Этот ответ Савла очень смутил простых иудеев, потому что они всегда думали и мечтали о вкусной еде, как о высшем блаженстве. И много раз говорили друг другу, с разгоревшимися глазами о тех многих яствах, которые им могли принести ангелы на том свете.

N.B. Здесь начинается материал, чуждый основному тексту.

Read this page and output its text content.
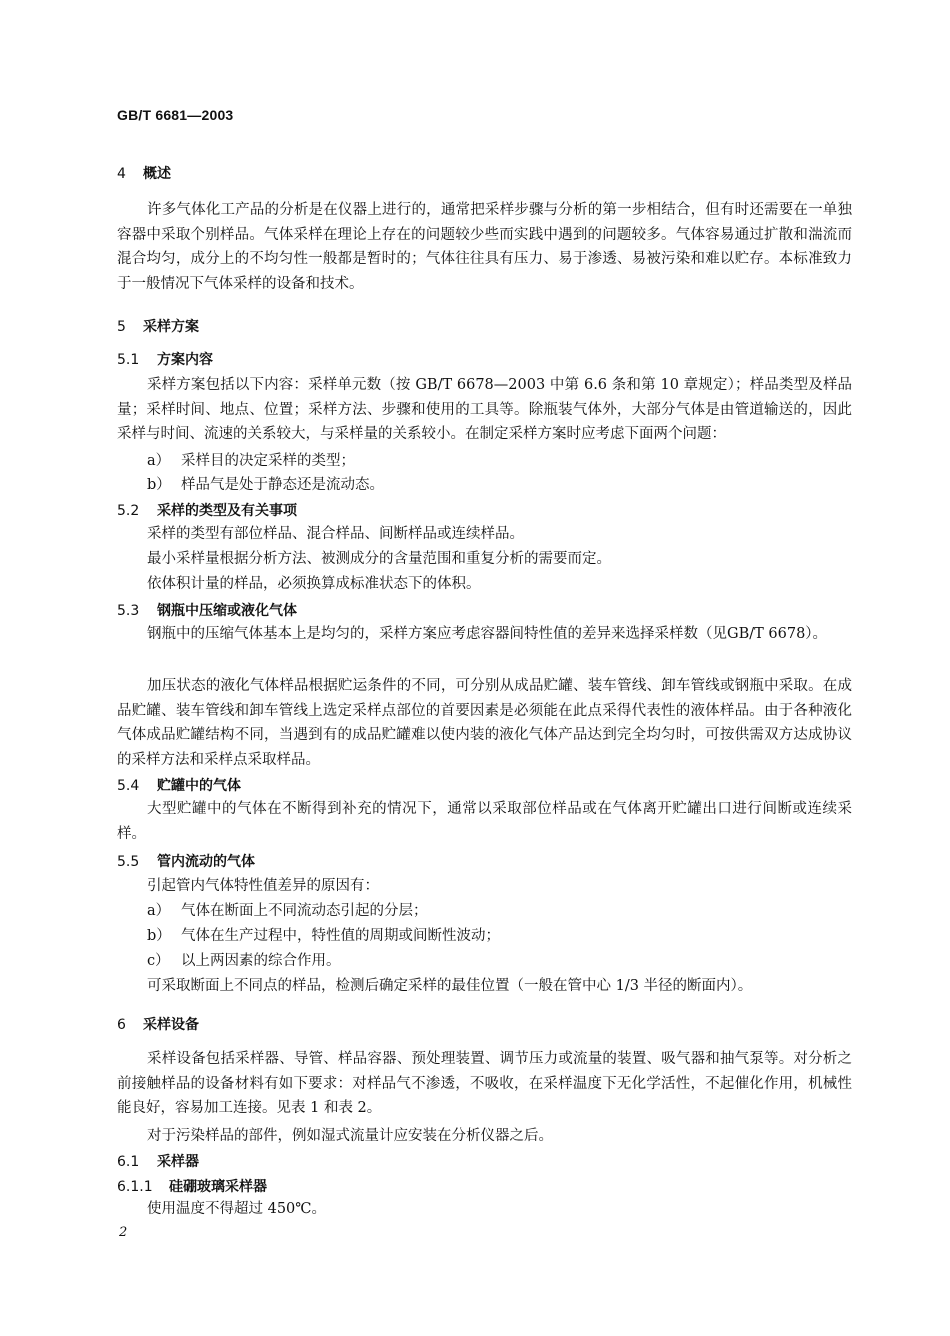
GB/T 6681—2003
4 概述
许多气体化工产品的分析是在仪器上进行的，通常把采样步骤与分析的第一步相结合，但有时还需要在一单独容器中采取个别样品。气体采样在理论上存在的问题较少些而实践中遇到的问题较多。气体容易通过扩散和湍流而混合均匀，成分上的不均匀性一般都是暂时的；气体往往具有压力、易于渗透、易被污染和难以贮存。本标准致力于一般情况下气体采样的设备和技术。
5 采样方案
5.1 方案内容
采样方案包括以下内容：采样单元数（按 GB/T 6678—2003 中第 6.6 条和第 10 章规定）；样品类型及样品量；采样时间、地点、位置；采样方法、步骤和使用的工具等。除瓶装气体外，大部分气体是由管道输送的，因此采样与时间、流速的关系较大，与采样量的关系较小。在制定采样方案时应考虑下面两个问题：
a） 采样目的决定采样的类型；
b） 样品气是处于静态还是流动态。
5.2 采样的类型及有关事项
采样的类型有部位样品、混合样品、间断样品或连续样品。
最小采样量根据分析方法、被测成分的含量范围和重复分析的需要而定。
依体积计量的样品，必须换算成标准状态下的体积。
5.3 钢瓶中压缩或液化气体
钢瓶中的压缩气体基本上是均匀的，采样方案应考虑容器间特性值的差异来选择采样数（见GB/T 6678）。
加压状态的液化气体样品根据贮运条件的不同，可分别从成品贮罐、装车管线、卸车管线或钢瓶中采取。在成品贮罐、装车管线和卸车管线上选定采样点部位的首要因素是必须能在此点采得代表性的液体样品。由于各种液化气体成品贮罐结构不同，当遇到有的成品贮罐难以使内装的液化气体产品达到完全均匀时，可按供需双方达成协议的采样方法和采样点采取样品。
5.4 贮罐中的气体
大型贮罐中的气体在不断得到补充的情况下，通常以采取部位样品或在气体离开贮罐出口进行间断或连续采样。
5.5 管内流动的气体
引起管内气体特性值差异的原因有：
a） 气体在断面上不同流动态引起的分层；
b） 气体在生产过程中，特性值的周期或间断性波动；
c） 以上两因素的综合作用。
可采取断面上不同点的样品，检测后确定采样的最佳位置（一般在管中心 1/3 半径的断面内）。
6 采样设备
采样设备包括采样器、导管、样品容器、预处理装置、调节压力或流量的装置、吸气器和抽气泵等。对分析之前接触样品的设备材料有如下要求：对样品气不渗透，不吸收，在采样温度下无化学活性，不起催化作用，机械性能良好，容易加工连接。见表 1 和表 2。
对于污染样品的部件，例如湿式流量计应安装在分析仪器之后。
6.1 采样器
6.1.1 硅硼玻璃采样器
使用温度不得超过 450℃。
2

Ученики смутились после слов Савла, словно потеряли что-то ценное, чем уже обладали. И с глубокими, огорчёнными вздохами, опустив головы, пошли за Иешуа, трудно размышляя: как можно обойтись без хлеба, даже в Божьем Царствии и можно ли будет на время спускаться на землю, чтобы попить воды и покушать кусок от поданной лепёшки.

Волнуемые этими вопросами, ученики торопливо поспешили за учителем, чтобы порасспросить его…

Глава тридцать восьмая

Секретарь канцелярии прокуратора Палестины Кассий, закончив опрос шпионов, с которыми он всегда беседовал в подземной части дворца, и так беседовал, чтобы ни один из них случайно бы не увидел других, приказал легионерам проводить их тайным ходом в город. А сам, аккуратно переписав доносы на новые вощёные таблички, поднялся в комнаты Понтия Пилата, положил их перед наместником Палестины на стол и тихо отступил в сторону. Понтий раздражённой рукой придвинул к себе стопку доносов, взял первую. «Понтию Пилату, привет. Как ты спрашивал, так я и поступил. Я пошёл за этим человеком на гору Елеонскую. Видел и слышал, как он назвал себя «Мессией» и говорил, что от Бога. А потом удалился со своими учениками в город Фивания. И там живёт у своего друга Лазаря. Народ до себя не допускает. Имя его Иешуа. Он сын плотника Иосифа из Назарета…»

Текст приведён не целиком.